Monday, September 8, 2014

“There is no point going anywhere else if we do not recognize ourselves in the eyes of the Other.”
— Jean-Claude Izzo, “I Am at Home Everywhere,” in Garlic, Mint & Sweet Basil: Essays on Marseilles, Mediterranean Cuisine, and Noir Fiction
“We’re method thinkers, we’ve decided. A bit like method actors. It’s a question of immersing ourselves in what we study. Of plunging into it. We have to become more Kierkegaardian than Kierkegaard, W. says.
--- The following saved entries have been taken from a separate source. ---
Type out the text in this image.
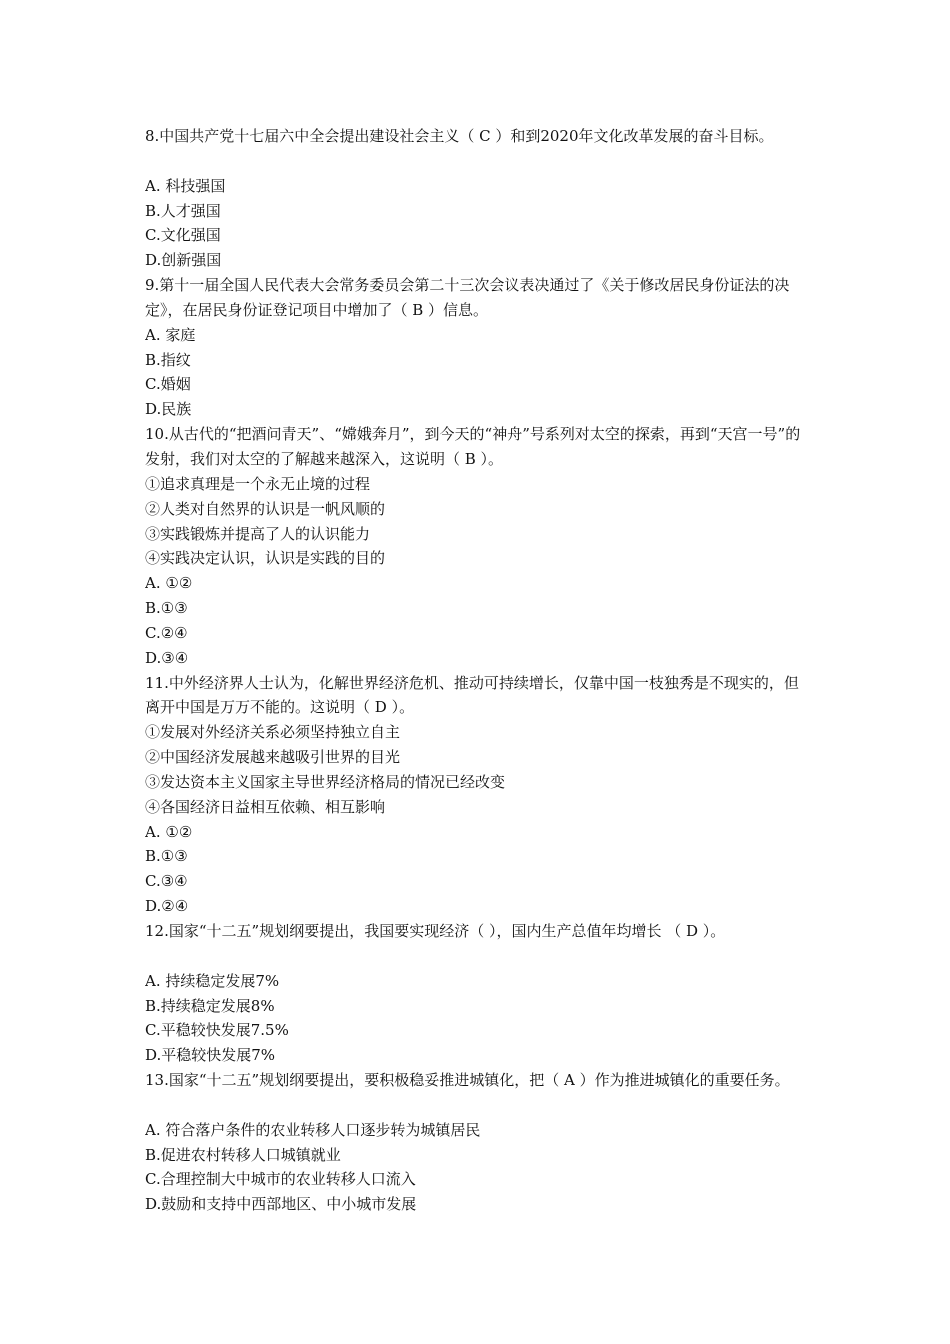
8.中国共产党十七届六中全会提出建设社会主义（ C ）和到2020年文化改革发展的奋斗目标。
A. 科技强国
B.人才强国
C.文化强国
D.创新强国
9.第十一届全国人民代表大会常务委员会第二十三次会议表决通过了《关于修改居民身份证法的决定》，在居民身份证登记项目中增加了（ B ）信息。
A. 家庭
B.指纹
C.婚姻
D.民族
10.从古代的“把酒问青天”、“嫦娥奔月”，到今天的“神舟”号系列对太空的探索，再到“天宫一号”的发射，我们对太空的了解越来越深入，这说明（ B ）。
①追求真理是一个永无止境的过程
②人类对自然界的认识是一帆风顺的
③实践锻炼并提高了人的认识能力
④实践决定认识，认识是实践的目的
A. ①②
B.①③
C.②④
D.③④
11.中外经济界人士认为，化解世界经济危机、推动可持续增长，仅靠中国一枝独秀是不现实的，但离开中国是万万不能的。这说明（ D ）。
①发展对外经济关系必须坚持独立自主
②中国经济发展越来越吸引世界的目光
③发达资本主义国家主导世界经济格局的情况已经改变
④各国经济日益相互依赖、相互影响
A. ①②
B.①③
C.③④
D.②④
12.国家“十二五”规划纲要提出，我国要实现经济（ ），国内生产总值年均增长 （ D ）。
A. 持续稳定发展7%
B.持续稳定发展8%
C.平稳较快发展7.5%
D.平稳较快发展7%
13.国家“十二五”规划纲要提出，要积极稳妥推进城镇化，把（ A ）作为推进城镇化的重要任务。
A. 符合落户条件的农业转移人口逐步转为城镇居民
B.促进农村转移人口城镇就业
C.合理控制大中城市的农业转移人口流入
D.鼓励和支持中西部地区、中小城市发展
More Danish than the melancholy Dane!”
— Lars Iyer, Exodus

Friday, July 25, 2014

“The more I travel the world of living men and study the recorded experience of dead ones, the more I am convinced that mystical powers, religious devotion, intellectual capacity, and ascetic hardihood do not possess anything like the value of noble character.
“I no longer admire a man because he has spent twenty years in the practice of yoga or the study of metaphysics; I admire him because he has brought compassion, tolerance, rectitude, and dependability into his conduct.”
— Paul Brunton

Saturday, June 28, 2014

“One thing, however is certain: I have been walking about the city on the Vltava for centuries; I mingle with the crowd, I trudge, I wander, I smell its beer, train smoke and river mud; you can see me where, as Kolár puts it, ‘invisible hands knead the dough of pedestrians on the pavement’s pastry boards’; where, to quote Holan, ‘the croutons of streets spread / with the garlic of the crowd reek a bit.’”
— Angelo Maria Ripellino, Magic Prague

Friday, June 27, 2014

I Knew I Was Doing Something Wrong

Advice from French philosopher Bernard Henri-Lévy: “At 65 years old, when most people are tinkering with their pension plans, he is as kinetic as a man half, even a third, his age. ‘Retire?’ he ripostes when I broach the topic. ‘I am your age!’ Responding to a recent query from a Parisian newspaper about the secret of his perpetual youth, his advice was, ‘Don’t spend time with boring people.’” 

Thursday, June 26, 2014

“Murder is just death, after all, death arriving earlier than it should have, but nothing that was not going to happen anyway.”